"A palavra cão não morde": a frase circulou bastante em Porto Alegre 40 anos atrás, por causa de um filme de Sérgio Amon e Roberto Henkin (não me lembrava dos diretores, mas o gúgal tá aí para isso mesmo). A frase ganhou certa vida autônoma, forte mas menor que outra frase que também estava conectada a um filme de poucos anos antes, Deu pra ti, Anos 70. (A concordância ortodoxa pediria um plural ali, "deu pra vocês, anos 70"; mas qual o valor de uma concordância ortodoxa numa frase heterodoxa consagrada?)

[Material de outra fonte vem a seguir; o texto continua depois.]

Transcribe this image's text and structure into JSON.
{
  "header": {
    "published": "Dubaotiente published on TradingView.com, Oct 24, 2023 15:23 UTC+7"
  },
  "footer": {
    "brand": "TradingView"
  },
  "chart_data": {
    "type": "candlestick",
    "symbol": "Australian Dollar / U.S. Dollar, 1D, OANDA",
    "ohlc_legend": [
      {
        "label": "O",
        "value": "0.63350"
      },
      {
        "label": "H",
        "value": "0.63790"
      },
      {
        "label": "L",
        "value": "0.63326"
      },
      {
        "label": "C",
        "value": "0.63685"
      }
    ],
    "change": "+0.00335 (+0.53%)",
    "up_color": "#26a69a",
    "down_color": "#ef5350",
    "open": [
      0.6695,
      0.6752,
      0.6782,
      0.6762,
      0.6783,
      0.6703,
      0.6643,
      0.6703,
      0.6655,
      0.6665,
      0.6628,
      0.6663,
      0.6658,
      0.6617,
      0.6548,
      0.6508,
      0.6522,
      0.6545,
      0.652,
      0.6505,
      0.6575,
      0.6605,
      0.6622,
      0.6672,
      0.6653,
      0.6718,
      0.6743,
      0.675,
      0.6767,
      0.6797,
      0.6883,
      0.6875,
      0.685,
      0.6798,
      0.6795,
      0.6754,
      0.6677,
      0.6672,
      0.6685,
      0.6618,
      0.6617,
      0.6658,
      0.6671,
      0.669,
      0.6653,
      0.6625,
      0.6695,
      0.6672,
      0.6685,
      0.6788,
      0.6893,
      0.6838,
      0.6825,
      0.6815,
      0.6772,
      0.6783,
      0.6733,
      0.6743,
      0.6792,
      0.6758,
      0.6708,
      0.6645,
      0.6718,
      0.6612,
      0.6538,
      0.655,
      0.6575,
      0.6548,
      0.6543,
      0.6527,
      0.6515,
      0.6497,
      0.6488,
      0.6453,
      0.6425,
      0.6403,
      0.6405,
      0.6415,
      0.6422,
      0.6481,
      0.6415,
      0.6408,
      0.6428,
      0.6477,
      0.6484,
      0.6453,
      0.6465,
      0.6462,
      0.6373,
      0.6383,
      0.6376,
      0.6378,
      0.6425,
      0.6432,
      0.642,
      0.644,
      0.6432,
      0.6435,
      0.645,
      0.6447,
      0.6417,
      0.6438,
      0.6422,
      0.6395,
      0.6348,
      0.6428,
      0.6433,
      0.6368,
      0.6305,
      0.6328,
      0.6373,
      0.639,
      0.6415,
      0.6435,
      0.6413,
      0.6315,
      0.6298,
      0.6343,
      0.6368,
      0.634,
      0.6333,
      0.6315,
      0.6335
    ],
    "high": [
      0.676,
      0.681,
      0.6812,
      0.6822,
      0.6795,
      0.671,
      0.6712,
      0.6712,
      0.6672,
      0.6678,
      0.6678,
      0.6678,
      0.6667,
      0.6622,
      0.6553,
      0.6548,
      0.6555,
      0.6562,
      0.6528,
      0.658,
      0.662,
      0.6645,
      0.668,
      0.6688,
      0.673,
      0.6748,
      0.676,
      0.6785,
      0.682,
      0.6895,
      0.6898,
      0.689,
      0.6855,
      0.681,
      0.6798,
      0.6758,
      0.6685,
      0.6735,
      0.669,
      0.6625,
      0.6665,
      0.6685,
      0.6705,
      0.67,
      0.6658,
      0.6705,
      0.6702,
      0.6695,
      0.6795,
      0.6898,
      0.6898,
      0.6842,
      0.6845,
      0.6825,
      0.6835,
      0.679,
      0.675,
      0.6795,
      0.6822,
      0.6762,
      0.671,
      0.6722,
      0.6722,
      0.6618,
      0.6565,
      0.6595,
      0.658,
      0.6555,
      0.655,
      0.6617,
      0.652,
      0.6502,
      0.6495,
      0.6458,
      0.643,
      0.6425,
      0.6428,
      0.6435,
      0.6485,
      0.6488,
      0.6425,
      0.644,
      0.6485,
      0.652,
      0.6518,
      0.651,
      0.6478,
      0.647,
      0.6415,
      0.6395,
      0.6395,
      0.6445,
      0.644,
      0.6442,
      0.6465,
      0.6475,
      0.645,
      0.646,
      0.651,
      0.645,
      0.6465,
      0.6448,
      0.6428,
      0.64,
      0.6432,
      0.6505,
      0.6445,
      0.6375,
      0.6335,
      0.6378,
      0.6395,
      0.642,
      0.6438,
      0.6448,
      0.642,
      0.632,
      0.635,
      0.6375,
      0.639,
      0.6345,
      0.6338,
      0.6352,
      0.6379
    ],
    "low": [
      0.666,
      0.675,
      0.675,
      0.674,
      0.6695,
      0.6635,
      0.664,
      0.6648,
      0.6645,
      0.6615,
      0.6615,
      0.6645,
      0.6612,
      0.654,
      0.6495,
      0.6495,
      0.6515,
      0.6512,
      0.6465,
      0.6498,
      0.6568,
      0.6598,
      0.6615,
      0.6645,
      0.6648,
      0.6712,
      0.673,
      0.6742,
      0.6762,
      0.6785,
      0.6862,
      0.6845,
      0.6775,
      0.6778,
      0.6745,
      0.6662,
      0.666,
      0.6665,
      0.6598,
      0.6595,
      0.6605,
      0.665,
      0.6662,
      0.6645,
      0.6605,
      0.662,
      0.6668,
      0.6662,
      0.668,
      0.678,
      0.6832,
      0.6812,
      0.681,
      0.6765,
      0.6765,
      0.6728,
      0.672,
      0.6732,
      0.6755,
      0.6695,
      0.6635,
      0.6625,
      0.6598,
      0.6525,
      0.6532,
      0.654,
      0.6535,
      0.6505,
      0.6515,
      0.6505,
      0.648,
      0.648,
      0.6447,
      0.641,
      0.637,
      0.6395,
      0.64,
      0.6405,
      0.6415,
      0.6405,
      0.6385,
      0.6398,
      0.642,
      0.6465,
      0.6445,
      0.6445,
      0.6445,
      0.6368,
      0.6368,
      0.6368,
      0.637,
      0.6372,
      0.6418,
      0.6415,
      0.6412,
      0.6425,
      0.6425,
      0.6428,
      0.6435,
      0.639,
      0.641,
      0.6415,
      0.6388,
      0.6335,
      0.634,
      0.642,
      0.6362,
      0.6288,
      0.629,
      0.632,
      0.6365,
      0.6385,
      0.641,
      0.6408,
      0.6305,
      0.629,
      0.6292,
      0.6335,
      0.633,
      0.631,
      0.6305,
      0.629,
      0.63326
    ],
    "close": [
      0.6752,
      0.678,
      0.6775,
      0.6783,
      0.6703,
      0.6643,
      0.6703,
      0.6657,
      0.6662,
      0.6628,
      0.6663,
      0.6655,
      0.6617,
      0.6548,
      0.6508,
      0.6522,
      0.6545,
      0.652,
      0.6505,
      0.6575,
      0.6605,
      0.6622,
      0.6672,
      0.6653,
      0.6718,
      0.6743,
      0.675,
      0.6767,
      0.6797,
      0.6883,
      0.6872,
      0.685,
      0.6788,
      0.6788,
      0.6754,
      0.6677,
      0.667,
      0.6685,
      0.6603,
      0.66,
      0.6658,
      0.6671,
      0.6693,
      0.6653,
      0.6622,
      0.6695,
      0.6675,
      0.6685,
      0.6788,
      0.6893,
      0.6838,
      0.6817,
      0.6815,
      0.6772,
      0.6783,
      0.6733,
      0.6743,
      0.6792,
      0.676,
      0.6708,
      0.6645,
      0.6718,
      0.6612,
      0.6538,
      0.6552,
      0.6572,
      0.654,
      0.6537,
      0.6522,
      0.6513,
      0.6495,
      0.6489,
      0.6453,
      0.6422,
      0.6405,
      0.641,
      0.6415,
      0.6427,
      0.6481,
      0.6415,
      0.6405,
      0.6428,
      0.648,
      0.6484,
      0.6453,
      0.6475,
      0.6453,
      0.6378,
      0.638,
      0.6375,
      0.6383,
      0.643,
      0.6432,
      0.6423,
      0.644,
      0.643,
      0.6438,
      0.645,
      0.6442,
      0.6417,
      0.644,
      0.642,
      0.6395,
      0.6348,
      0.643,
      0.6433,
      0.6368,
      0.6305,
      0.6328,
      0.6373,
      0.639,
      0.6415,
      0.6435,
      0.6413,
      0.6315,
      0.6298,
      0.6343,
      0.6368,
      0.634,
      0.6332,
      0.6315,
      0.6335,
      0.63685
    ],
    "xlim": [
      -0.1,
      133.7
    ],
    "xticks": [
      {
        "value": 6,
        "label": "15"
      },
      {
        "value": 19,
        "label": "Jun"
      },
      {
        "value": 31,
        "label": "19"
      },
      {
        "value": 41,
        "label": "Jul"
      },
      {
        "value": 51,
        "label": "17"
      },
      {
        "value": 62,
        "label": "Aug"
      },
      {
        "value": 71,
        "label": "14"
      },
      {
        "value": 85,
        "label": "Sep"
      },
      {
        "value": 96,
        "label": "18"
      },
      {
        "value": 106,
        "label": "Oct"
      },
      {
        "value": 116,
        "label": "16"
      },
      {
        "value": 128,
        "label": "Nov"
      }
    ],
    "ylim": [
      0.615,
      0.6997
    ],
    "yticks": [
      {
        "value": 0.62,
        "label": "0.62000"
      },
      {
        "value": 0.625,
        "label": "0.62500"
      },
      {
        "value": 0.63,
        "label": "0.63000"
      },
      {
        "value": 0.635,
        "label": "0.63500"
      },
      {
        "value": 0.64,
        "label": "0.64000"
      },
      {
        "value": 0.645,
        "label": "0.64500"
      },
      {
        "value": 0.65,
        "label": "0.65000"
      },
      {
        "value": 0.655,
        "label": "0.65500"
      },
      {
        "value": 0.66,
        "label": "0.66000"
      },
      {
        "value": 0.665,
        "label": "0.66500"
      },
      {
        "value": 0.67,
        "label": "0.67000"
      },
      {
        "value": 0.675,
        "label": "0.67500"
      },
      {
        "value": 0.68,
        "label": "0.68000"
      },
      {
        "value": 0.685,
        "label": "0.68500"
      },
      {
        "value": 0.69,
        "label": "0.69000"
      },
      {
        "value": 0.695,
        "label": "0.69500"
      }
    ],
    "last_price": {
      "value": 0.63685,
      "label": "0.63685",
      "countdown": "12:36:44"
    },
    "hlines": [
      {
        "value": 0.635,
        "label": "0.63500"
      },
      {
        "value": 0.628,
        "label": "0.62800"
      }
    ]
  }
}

O mesmo gúgal me avisa que a frase sobre o cão é de Aristóteles, o que já eleva a conversa a patamares eruditos (como a concordância ali de cima), e eu talvez devesse sair de cena sem comentá-la, porque sobre o sábio de Estagira (eu lembro desse cognome por causa do Caetano Veloso, não por livro) eu sou quase inocente.
A inofensividade da palavra cão me voltou à memória por causa de duas censuras recentes. Uma foi feita semana passada contra o Boca Migotto, cineasta e escritor: convidado para ser patrono da Feira do Livro de sua cidade natal, Carlos Barbosa, foi atacado pelas redes sociais a partir (ele descobriu) da ação de um político de extrema-direita, insatisfeito com a honraria concedida ao Boca, que sabiamente renunciou ao convite ao ver o tumulto idiota em que estava envolvido.
A outra também é da semana passada, agora em Santa Cruz do Sul. Uma professora foi às mesmas redes para acusar o "governo federal" – ela repetia com visível prazer essas palavras – de promover um livro do Jeferson Tenório, O Avesso da Pele, que ela considerou como que pornográfico. Ela leu uma frase isolada, totalmente sem contexto – e contexto em narrativa é mais que metade da coisa –, e desprezou o fato de que o livro é excelente ao tratar, com grande maestria técnica, do racismo.
A professora está errada em muitos níveis. O governo federal não é o responsável pela indicação do livro (se fosse, teria sido a gestão passada a culpada), e pior de tudo, ela imagina que a escola deve evitar que os adolescentes do Ensino Médio, que passam horas por dia consumindo de tudo e mais um pouco nas redes e aprendendo de tudo na vida, sejam expostos ao livro, por causa de dois palavrões.
Daí que me veio a frase aristotélica, contraditada em duas cidades ricas do nosso Estado, que foram mordidas por palavras.